I’d like to announce the availability of PreviewJson 2, the new, second generation release of my QuickLook preview and icon thumbnail generator for macOS. It’s available now from the Mac App Store.

This version is noteworthy in two respects. First, it’s a major update for an app I launched back in 2019. Second, it contains my first experiment with vibe coding — AI programming assistance, for those not au fait with the argot.
The new release incorporates two key changes: a completely refreshed UI and a new JSON rendering engine. The former was straightforward: it follows the pattern laid down by my other QuickLook-oriented apps, PreviewCode and PreviewMarkdown. The goal of the revamped UI is to make more clear how to personalise the look of JSON file previews on the desktop, and more quickly to achieve.
The engine replacement was trickier. The previous renderer did the job, but had an irritating flaw: JSON objects’ keys could appear out of order. The JSON standard doesn’t mandate ordering, so Apple’s Swift JSON decoder doesn’t guarantee to output Swift data structures that match the order of elements in the original JSON text.
I wanted to ensure that previews closely match the data order in the file they’re previewing. So I had to write something new. Enter AI, not to generate the finished code — where’s the fun in that? — but to give me a steer on how to write a character-by-character parser that not only generates real data from the JSON stream, but maintains its order.
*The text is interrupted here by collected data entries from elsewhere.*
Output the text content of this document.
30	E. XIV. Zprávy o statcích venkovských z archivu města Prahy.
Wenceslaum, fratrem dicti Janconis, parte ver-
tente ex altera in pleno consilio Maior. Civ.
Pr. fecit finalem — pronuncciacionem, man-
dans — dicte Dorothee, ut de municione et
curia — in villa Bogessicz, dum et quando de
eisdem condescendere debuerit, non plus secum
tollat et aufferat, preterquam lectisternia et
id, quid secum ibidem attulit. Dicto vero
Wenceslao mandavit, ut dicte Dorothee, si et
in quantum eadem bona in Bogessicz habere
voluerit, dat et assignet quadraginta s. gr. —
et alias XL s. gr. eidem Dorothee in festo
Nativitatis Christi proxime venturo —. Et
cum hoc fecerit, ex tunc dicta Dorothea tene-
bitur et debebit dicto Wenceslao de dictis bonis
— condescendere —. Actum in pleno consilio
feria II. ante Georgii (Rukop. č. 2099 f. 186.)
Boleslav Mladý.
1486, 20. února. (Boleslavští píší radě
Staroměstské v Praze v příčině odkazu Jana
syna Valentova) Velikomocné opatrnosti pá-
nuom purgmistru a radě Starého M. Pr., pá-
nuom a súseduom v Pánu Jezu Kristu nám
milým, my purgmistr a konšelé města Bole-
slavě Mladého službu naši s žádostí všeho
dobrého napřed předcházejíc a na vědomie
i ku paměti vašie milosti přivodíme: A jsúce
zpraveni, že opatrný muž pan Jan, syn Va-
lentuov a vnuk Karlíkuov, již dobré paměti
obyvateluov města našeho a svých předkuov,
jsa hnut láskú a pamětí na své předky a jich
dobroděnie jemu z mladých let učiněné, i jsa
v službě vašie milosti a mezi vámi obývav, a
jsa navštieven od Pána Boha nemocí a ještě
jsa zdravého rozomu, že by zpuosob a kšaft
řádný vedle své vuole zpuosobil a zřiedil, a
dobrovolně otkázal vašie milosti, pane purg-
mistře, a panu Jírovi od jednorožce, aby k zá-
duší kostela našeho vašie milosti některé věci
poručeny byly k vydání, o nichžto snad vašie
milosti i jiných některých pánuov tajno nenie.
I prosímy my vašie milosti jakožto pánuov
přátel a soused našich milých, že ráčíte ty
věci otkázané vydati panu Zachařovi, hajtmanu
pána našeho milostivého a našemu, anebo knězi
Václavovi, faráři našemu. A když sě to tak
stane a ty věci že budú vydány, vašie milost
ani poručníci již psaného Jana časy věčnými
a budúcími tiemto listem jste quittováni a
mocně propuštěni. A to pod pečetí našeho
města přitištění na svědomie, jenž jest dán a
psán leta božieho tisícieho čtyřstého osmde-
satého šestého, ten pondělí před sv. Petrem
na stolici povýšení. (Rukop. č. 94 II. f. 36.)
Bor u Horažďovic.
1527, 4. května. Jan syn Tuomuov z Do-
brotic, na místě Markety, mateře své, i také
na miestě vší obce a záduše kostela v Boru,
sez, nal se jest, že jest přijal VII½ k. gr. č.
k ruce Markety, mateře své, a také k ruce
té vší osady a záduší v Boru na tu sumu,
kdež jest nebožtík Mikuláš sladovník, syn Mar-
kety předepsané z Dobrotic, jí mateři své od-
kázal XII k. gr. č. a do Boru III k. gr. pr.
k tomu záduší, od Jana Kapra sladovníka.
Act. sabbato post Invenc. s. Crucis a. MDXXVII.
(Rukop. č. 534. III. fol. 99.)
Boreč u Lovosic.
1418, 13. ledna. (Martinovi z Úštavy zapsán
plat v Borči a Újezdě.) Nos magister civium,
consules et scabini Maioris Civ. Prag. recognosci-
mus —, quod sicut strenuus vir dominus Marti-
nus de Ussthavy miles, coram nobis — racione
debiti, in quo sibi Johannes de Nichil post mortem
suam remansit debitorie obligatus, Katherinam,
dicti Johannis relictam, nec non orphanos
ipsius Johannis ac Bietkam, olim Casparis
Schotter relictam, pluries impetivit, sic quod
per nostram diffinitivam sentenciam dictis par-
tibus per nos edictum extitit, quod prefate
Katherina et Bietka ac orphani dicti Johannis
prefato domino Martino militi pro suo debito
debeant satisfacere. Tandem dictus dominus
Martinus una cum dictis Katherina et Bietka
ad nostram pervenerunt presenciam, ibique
I am not a computer scientist, or a trained engineer. I’m a programming autodidact. While I’ve been coding for years, I’m the first to admit that my learning has been driven almost entirely by needs of each project I’ve undertaken. I have not, for good or ill, had the general preparatory grounding in algorithm design and development, and useful data structures, that engineers who learned at university and on the job possess. They have a mental framework that generally indicates the gaps in their knowledge: the ‘known unknowns’. For me, they’re more ‘unknown unknowns’. Converting some of the latter to the former has been one of joys for me of working with real engineers over the past decade or more.
So, not having a tame software engineer handy, I ran my problem past Anthropic’s Claude, just on the free tier, to see how it would cope.
The first pass was OK, but not quite what I thought I’d asked for, though that may be down to how I framed the query rather than Claude’s interpretation of it. And while the code worked for the AI’s generated or acquired JSON sample, it creaked a tad when faced with some of the more complicated files in my PreviewJson test suite. However, with a couple of further iterations, the code began to take shape, and most importantly for me, pointed out some useful Swift elements I can use next time.
A case in point: Swift’s CustomStringConvertible protocol, which defines how to provide descriptive textual output for string and non-string properties of structures and class instances. This was new to me, and I’m glad I was exposed to it.

With baseline working code, I had something to move forward with. There was plenty of refactoring work to be done — I spotted a lot of code repetition, for instance. Reading it back and understanding the flow prompted me to make some performance improvements. I just had to rework the style. The code that eventually got used in the app was as much mine as Claude’s. But I achieved my goal rather more quickly than I might otherwise have done, without much of the early trial and error that I’d have undoubtedly otherwise gone through trying to figure out the solution from scratch. That’s a win for delivery time, which is handy for a one-guy shop like me.
Will I do this again? Quite possibly. Not for producing completely fresh apps in their entirety, for sure. As I say there’s no fun in that, and I program more for pleasure than profit (which is just as well, because I’m a long way from being able to quit the day-job). But as a tool to help me explore problems and potential solutions to them, I can certainly see myself repeating this experiment in future. Having a real problem to solve also helps assessing the worth of the tool too, which is one reason why I hadn’t leapt into the AI fray before.